Il racconto di Patrizia Cancelliere
Buongiorno e buon inizio di settimana che il nuovo racconto di Patrizia.
L'incipit è tratto da Ritorno a Peyton Place un romanzo scritto nel1959 da Grace Metalious e sequel di I peccati di Peyton Place del 1956 opera di esordio dell'autrice e suo bestseller.
L'inverno a volte arriva per gradi, con un
susseguirsi logico e ordinato di mutamenti, nel tempo e nella stagione, e quando viene la prima neve, non si è
sorpresi, perché l'attesa dura da molto.
La fioca e la puciacadi Patrizia Cancelliere
L'inverno a volte arriva per gradi, con un susseguirsi logico e ordinato di mutamenti, nel tempo e nella stagione, e quando viene la prima neve, non si è sorpresi, perché l'attesa dura da molto.
Secondo Marina, però, quell’attesa durava veramente troppo.
La stagione che lei amava più di tutte era l’estate ma, da bambina pratica quale era, una volta che era finita, non sprecava il suo tempo a rammaricarsene e si metteva ad aspettare la neve, il suo fenomeno meteorologico preferito. Fin da quando arrivavano le prime piogge autunnali, cominciava ad informarsi presso gli adulti di casa: “oggi piove, vuol dire che presto arriverà la neve?” chiedeva, speranzosa.
La sua informatrice preferita era la nonna che, per via di un ginocchio che le faceva male solo in certi momenti, sapeva sempre se il tempo sarebbe cambiato. Era un tipo deciso e senza fronzoli, la vecchietta, parlava solo in dialetto e passava sulle speranze di Marina con la grazia di un caterpillar.

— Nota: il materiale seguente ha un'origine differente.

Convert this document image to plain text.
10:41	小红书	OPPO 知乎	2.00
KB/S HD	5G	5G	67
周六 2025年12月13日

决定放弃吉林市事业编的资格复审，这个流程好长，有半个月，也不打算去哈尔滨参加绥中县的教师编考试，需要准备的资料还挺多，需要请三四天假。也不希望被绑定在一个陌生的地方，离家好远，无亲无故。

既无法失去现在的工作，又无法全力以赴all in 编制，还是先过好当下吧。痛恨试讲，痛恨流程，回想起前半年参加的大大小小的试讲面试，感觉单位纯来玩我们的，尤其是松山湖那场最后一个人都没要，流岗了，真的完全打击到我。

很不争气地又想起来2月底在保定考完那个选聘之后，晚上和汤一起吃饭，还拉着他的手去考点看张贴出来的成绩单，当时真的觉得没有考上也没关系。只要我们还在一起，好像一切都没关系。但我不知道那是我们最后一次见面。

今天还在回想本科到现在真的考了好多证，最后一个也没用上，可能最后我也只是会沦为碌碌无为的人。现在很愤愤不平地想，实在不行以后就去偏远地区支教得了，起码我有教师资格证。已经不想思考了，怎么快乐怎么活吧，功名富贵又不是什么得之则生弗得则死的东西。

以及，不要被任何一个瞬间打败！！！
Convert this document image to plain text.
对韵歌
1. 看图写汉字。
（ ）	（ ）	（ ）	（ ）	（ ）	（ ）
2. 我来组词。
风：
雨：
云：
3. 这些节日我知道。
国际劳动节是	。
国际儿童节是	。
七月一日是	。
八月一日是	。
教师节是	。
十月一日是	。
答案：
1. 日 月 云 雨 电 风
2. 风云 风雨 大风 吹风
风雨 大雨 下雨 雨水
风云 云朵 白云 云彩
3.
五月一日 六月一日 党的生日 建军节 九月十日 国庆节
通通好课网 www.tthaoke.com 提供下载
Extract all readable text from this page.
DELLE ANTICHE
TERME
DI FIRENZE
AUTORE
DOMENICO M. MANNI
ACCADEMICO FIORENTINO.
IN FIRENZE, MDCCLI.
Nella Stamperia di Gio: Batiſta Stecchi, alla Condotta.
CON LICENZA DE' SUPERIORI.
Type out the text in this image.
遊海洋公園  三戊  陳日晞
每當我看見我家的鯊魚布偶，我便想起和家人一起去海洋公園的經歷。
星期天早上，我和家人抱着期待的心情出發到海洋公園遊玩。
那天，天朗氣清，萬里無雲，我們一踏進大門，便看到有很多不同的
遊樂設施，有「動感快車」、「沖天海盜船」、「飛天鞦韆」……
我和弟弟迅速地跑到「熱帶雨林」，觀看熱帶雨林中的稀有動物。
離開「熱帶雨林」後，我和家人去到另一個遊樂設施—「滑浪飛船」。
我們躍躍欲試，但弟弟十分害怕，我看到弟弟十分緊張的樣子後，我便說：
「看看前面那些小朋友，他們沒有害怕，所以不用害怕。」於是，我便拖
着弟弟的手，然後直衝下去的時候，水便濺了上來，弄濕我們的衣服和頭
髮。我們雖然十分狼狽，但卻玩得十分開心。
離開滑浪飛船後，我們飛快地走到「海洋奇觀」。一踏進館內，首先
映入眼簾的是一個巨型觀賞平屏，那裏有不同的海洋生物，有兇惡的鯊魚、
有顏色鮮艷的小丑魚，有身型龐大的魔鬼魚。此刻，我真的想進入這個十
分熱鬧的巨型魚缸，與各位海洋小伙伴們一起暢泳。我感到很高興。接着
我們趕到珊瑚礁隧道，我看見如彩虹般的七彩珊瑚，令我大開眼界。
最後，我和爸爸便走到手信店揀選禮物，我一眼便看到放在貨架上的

“A setember el fioca mai!” sentenziava
decisa. Forse, al giorno d’oggi, non se la sarebbe sentita di essere così
sicura nel dare i suoi responsi ma, a quell’epoca, le stagioni avevano un
comportamento più educato e quindi Marina poteva prendere per certe le
previsioni della nonna.
Grazie a lei aveva imparato qualche parola di dialetto e anche che i mesi in cui nevicava di più erano dicembre, gennaio e febbraio. Quindi, aveva ragionato Marina, il massimo dello sballo è quando nevica intorno a Natale! E quell’anno, il 21 di dicembre, Marina si era svegliata, aveva guardato dalla finestra tutto quel bianco che le riempiva gli occhi ed era stata finalmente felice.
Era corsa sul terrazzo, la giacca sul pigiama e i piedi nudi dentro gli stivaletti rossi di gomma, e girava su se stessa come un derviscio rotante, con la bocca spalancata a catturare i grossi fiocchi freddi che le si scioglievano sulla lingua.
“Sa masnà l’è luca!” aveva sentenziato la nonna, guardandola con disapprovazione. Poi aveva raccolto un po’ di neve nel bicchiere, l’aveva fatta sciogliere e aveva mostrato, impietosa, a Marina l’acqua sporca che era rimasta sul fondo.
Marina aveva deciso là per là che non avrebbe mai più mangiato la neve ma poi le era sorto un dubbio: “Nonna,” aveva chiesto, “ma a te piace la neve?”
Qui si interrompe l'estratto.